By the late 1980s, I recognized that the holy grail of biomagnetic measurements, biological activity that was detectable magnetically but was electrically silent, would be hard to find in one-dimensional systems. I was the first to recognize that usually ignored differences in the electrical anisotropy between the intracellular and extracellular spaces of a sheet of cardiac tissue would lead to just such a situation. I had to devise a new class of Superconducting Quantum Interference Device (SQUID) magnetometers that had the spatial resolution and sensitivity required to detect these fields and raise the $300,000 to get the instrument built; by 1991 my group had found the desired field pattern and devised magnetic imaging algorithms that have become the gold standard in the field. We recognized that the same instrumentation, scanning stages, and analysis algorithms could detect flaws in metals and plastics, and we mounted a 10-year program that was funded by the Air Force Office of Scientific Research (AFOSR), private industry, and the German government. This work evolved into an AFOSR-sponsored initiative and produced the only technique yet known that can measure the instantaneous rate of corrosion occurring inside an aging aircraft lap joint. This work in turn attracted long-term support from the Air Force. As our understanding grew, we found that the mathematical models of electrically and magnetically silent fields applied not only to cardiac muscle but also riveted aluminum.

Meanwhile, with colleagues in the Medical Center, I began measuring cardiac conduction velocity during ischemia and infarct and in the presence of antiarrhythmic drugs.

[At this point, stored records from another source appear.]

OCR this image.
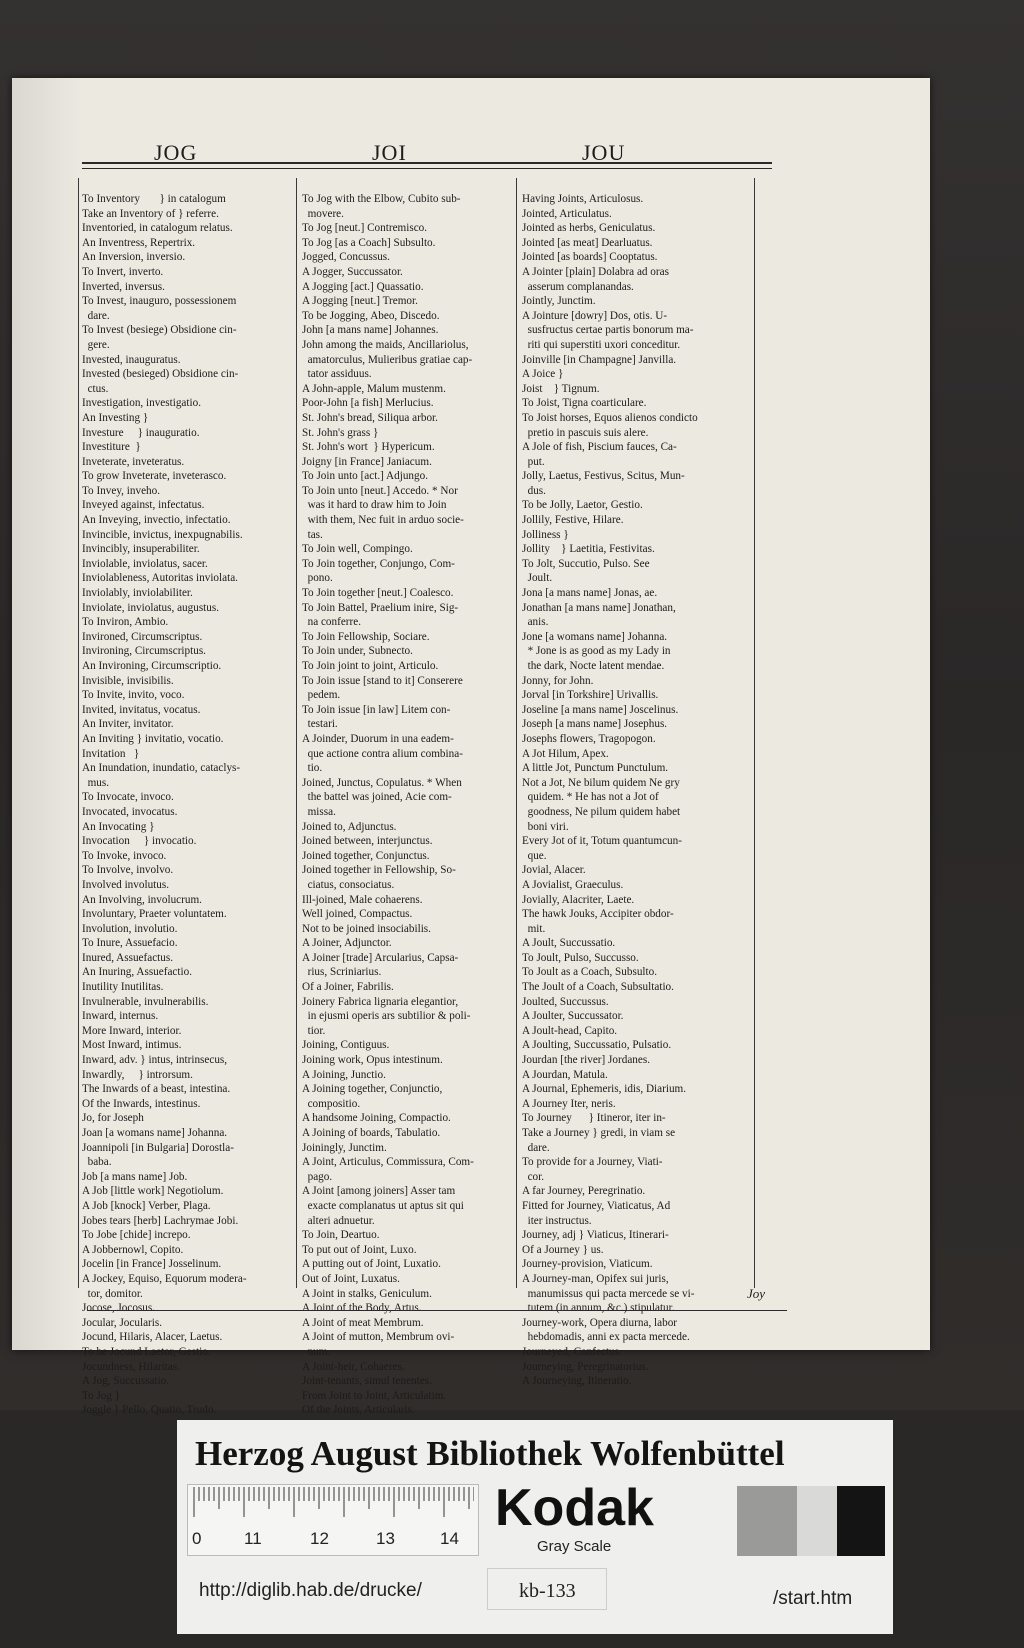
JOG	JOI	JOU
To Inventory       } in catalogum
Take an Inventory of } referre.
Inventoried, in catalogum relatus.
An Inventress, Repertrix.
An Inversion, inversio.
To Invert, inverto.
Inverted, inversus.
To Invest, inauguro, possessionem
dare.
To Invest (besiege) Obsidione cin-
gere.
Invested, inauguratus.
Invested (besieged) Obsidione cin-
ctus.
Investigation, investigatio.
An Investing }
Investure     } inauguratio.
Investiture  }
Inveterate, inveteratus.
To grow Inveterate, inveterasco.
To Invey, inveho.
Inveyed against, infectatus.
An Inveying, invectio, infectatio.
Invincible, invictus, inexpugnabilis.
Invincibly, insuperabiliter.
Inviolable, inviolatus, sacer.
Inviolableness, Autoritas inviolata.
Inviolably, inviolabiliter.
Inviolate, inviolatus, augustus.
To Inviron, Ambio.
Invironed, Circumscriptus.
Invironing, Circumscriptus.
An Invironing, Circumscriptio.
Invisible, invisibilis.
To Invite, invito, voco.
Invited, invitatus, vocatus.
An Inviter, invitator.
An Inviting } invitatio, vocatio.
Invitation   }
An Inundation, inundatio, cataclys-
mus.
To Invocate, invoco.
Invocated, invocatus.
An Invocating }
Invocation     } invocatio.
To Invoke, invoco.
To Involve, involvo.
Involved involutus.
An Involving, involucrum.
Involuntary, Praeter voluntatem.
Involution, involutio.
To Inure, Assuefacio.
Inured, Assuefactus.
An Inuring, Assuefactio.
Inutility Inutilitas.
Invulnerable, invulnerabilis.
Inward, internus.
More Inward, interior.
Most Inward, intimus.
Inward, adv. } intus, intrinsecus,
Inwardly,     } introrsum.
The Inwards of a beast, intestina.
Of the Inwards, intestinus.
Jo, for Joseph
Joan [a womans name] Johanna.
Joannipoli [in Bulgaria] Dorostla-
baba.
Job [a mans name] Job.
A Job [little work] Negotiolum.
A Job [knock] Verber, Plaga.
Jobes tears [herb] Lachrymae Jobi.
To Jobe [chide] increpo.
A Jobbernowl, Copito.
Jocelin [in France] Josselinum.
A Jockey, Equiso, Equorum modera-
tor, domitor.
Jocose, Jocosus.
Jocular, Jocularis.
Jocund, Hilaris, Alacer, Laetus.
To be Jocund Laetor, Gestio.
Jocundness, Hilaritas.
A Jog, Succussatio.
To Jog }
Joggle } Pello, Quatio, Trudo.
To Jog with the Elbow, Cubito sub-
movere.
To Jog [neut.] Contremisco.
To Jog [as a Coach] Subsulto.
Jogged, Concussus.
A Jogger, Succussator.
A Jogging [act.] Quassatio.
A Jogging [neut.] Tremor.
To be Jogging, Abeo, Discedo.
John [a mans name] Johannes.
John among the maids, Ancillariolus,
amatorculus, Mulieribus gratiae cap-
tator assiduus.
A John-apple, Malum mustenm.
Poor-John [a fish] Merlucius.
St. John's bread, Siliqua arbor.
St. John's grass }
St. John's wort  } Hypericum.
Joigny [in France] Janiacum.
To Join unto [act.] Adjungo.
To Join unto [neut.] Accedo. * Nor
was it hard to draw him to Join
with them, Nec fuit in arduo socie-
tas.
To Join well, Compingo.
To Join together, Conjungo, Com-
pono.
To Join together [neut.] Coalesco.
To Join Battel, Praelium inire, Sig-
na conferre.
To Join Fellowship, Sociare.
To Join under, Subnecto.
To Join joint to joint, Articulo.
To Join issue [stand to it] Conserere
pedem.
To Join issue [in law] Litem con-
testari.
A Joinder, Duorum in una eadem-
que actione contra alium combina-
tio.
Joined, Junctus, Copulatus. * When
the battel was joined, Acie com-
missa.
Joined to, Adjunctus.
Joined between, interjunctus.
Joined together, Conjunctus.
Joined together in Fellowship, So-
ciatus, consociatus.
Ill-joined, Male cohaerens.
Well joined, Compactus.
Not to be joined insociabilis.
A Joiner, Adjunctor.
A Joiner [trade] Arcularius, Capsa-
rius, Scriniarius.
Of a Joiner, Fabrilis.
Joinery Fabrica lignaria elegantior,
in ejusmi operis ars subtilior & poli-
tior.
Joining, Contiguus.
Joining work, Opus intestinum.
A Joining, Junctio.
A Joining together, Conjunctio,
compositio.
A handsome Joining, Compactio.
A Joining of boards, Tabulatio.
Joiningly, Junctim.
A Joint, Articulus, Commissura, Com-
pago.
A Joint [among joiners] Asser tam
exacte complanatus ut aptus sit qui
alteri adnuetur.
To Join, Deartuo.
To put out of Joint, Luxo.
A putting out of Joint, Luxatio.
Out of Joint, Luxatus.
A Joint in stalks, Geniculum.
A Joint of the Body, Artus.
A Joint of meat Membrum.
A Joint of mutton, Membrum ovi-
num.
A Joint-heir, Cohaeres.
Joint-tenants, simul tenentes.
From Joint to Joint, Articulatim.
Of the Joints, Articularis.
Having Joints, Articulosus.
Jointed, Articulatus.
Jointed as herbs, Geniculatus.
Jointed [as meat] Dearluatus.
Jointed [as boards] Cooptatus.
A Jointer [plain] Dolabra ad oras
asserum complanandas.
Jointly, Junctim.
A Jointure [dowry] Dos, otis. U-
susfructus certae partis bonorum ma-
riti qui superstiti uxori conceditur.
Joinville [in Champagne] Janvilla.
A Joice }
Joist    } Tignum.
To Joist, Tigna coarticulare.
To Joist horses, Equos alienos condicto
pretio in pascuis suis alere.
A Jole of fish, Piscium fauces, Ca-
put.
Jolly, Laetus, Festivus, Scitus, Mun-
dus.
To be Jolly, Laetor, Gestio.
Jollily, Festive, Hilare.
Jolliness }
Jollity    } Laetitia, Festivitas.
To Jolt, Succutio, Pulso. See
Joult.
Jona [a mans name] Jonas, ae.
Jonathan [a mans name] Jonathan,
anis.
Jone [a womans name] Johanna.
* Jone is as good as my Lady in
the dark, Nocte latent mendae.
Jonny, for John.
Jorval [in Torkshire] Urivallis.
Joseline [a mans name] Joscelinus.
Joseph [a mans name] Josephus.
Josephs flowers, Tragopogon.
A Jot Hilum, Apex.
A little Jot, Punctum Punctulum.
Not a Jot, Ne bilum quidem Ne gry
quidem. * He has not a Jot of
goodness, Ne pilum quidem habet
boni viri.
Every Jot of it, Totum quantumcun-
que.
Jovial, Alacer.
A Jovialist, Graeculus.
Jovially, Alacriter, Laete.
The hawk Jouks, Accipiter obdor-
mit.
A Joult, Succussatio.
To Joult, Pulso, Succusso.
To Joult as a Coach, Subsulto.
The Joult of a Coach, Subsultatio.
Joulted, Succussus.
A Joulter, Succussator.
A Joult-head, Capito.
A Joulting, Succussatio, Pulsatio.
Jourdan [the river] Jordanes.
A Jourdan, Matula.
A Journal, Ephemeris, idis, Diarium.
A Journey Iter, neris.
To Journey      } Itineror, iter in-
Take a Journey } gredi, in viam se
dare.
To provide for a Journey, Viati-
cor.
A far Journey, Peregrinatio.
Fitted for Journey, Viaticatus, Ad
iter instructus.
Journey, adj } Viaticus, Itinerari-
Of a Journey } us.
Journey-provision, Viaticum.
A Journey-man, Opifex sui juris,
manumissus qui pacta mercede se vi-
tutem (in annum, &c.) stipulatur.
Journey-work, Opera diurna, labor
hebdomadis, anni ex pacta mercede.
Journeyed, Confectus.
Journeying, Peregrinatorius.
A Journeying, Itineratio.
Joy
Herzog August Bibliothek Wolfenbüttel
0	11	12	13	14
Kodak
Gray Scale
http://diglib.hab.de/drucke/	kb-133	/start.htm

During one of these experiments, I recognized the existence of virtual cathodes in cardiac tissue, which happened to be related to the same anisotropy differences that produced the magic magnetic fields. The cardiac community paid little notice until my collaborators and I showed that these anisotropy differences and associated virtual cathodes and anodes could explain an old puzzle in cardiac electrophysiology, produce a previously unrecognized form of cardiac reentrant activation, and provide key mechanisms for understanding the success or failure of cardiac defibrillation. This work also led us into the non-linear dynamics of cardiac stimulation.

The continuing exploration of biomagnetic measurements picked up another first, the magnetic field of intestinal smooth muscle, which has spawned a large, well-funded and productive collaboration with Bill Richards and Alan Bradshaw that is developing SQUID measurements into the first non-invasive clinical tool for the diagnosis of acute mesenteric ischemia and other gastrointestinal disorders.

The quest for the higher spatial resolution SQUIDs led me to recruit Franz Baudenbacher to lead an NSF- and NIH-funded project that has produced the world's best SQUID microscope and used it in an experiment, in collaboration with a geobiology group at Caltech, to characterize the thermal history of a Martian meteorite from its magnetic signature and show that material could be transported from Mars to earth without sterilization. This NanoSQUID has the potential to revolutionize the magnetic measurement of geophysical samples, and it is now hard at work recording beautiful data of the electrically silent magnetic fields of currents propagating through cardiac tissue, made possible by productive excursions into geophysics and NDE!

In 2000, my colleagues and I designed and launched a major initiative to "Instrument and Control a Single Cell." A $5 million grant from Vanderbilt created the Vanderbilt Institute for Integrative Biosystems Research and Education (VIIBRE) as the springboard. We have already raised an additional $9 million in external funds, and we are working hard to build and equip new labs and begin experiments to determine how cells react to chemical and biological weapons, how best to specify dynamic metabolic and signaling pathways, why cancer cells crawl in response to chemical gradients and endothelial cells form capillaries, how T cells are activated and their signaling pathways can be studied, and how to accelerate wound healing and contemplate why mammalian limbs don't regenerate. I have assembled a cadre of high school, undergraduate and graduate students, postdocs, faculty, and staff to explore the interface of physics, chemistry, engineering, biology and medicine. Over 200 people have collaborated on proposals and projects or been supported by VIIBRE. We have just begun to see the early returns on our long-term investment, in the form of research results, publications, and additional grants. I expect that the cell instrumentation project and the associated teaching will occupy me fully for the next decade.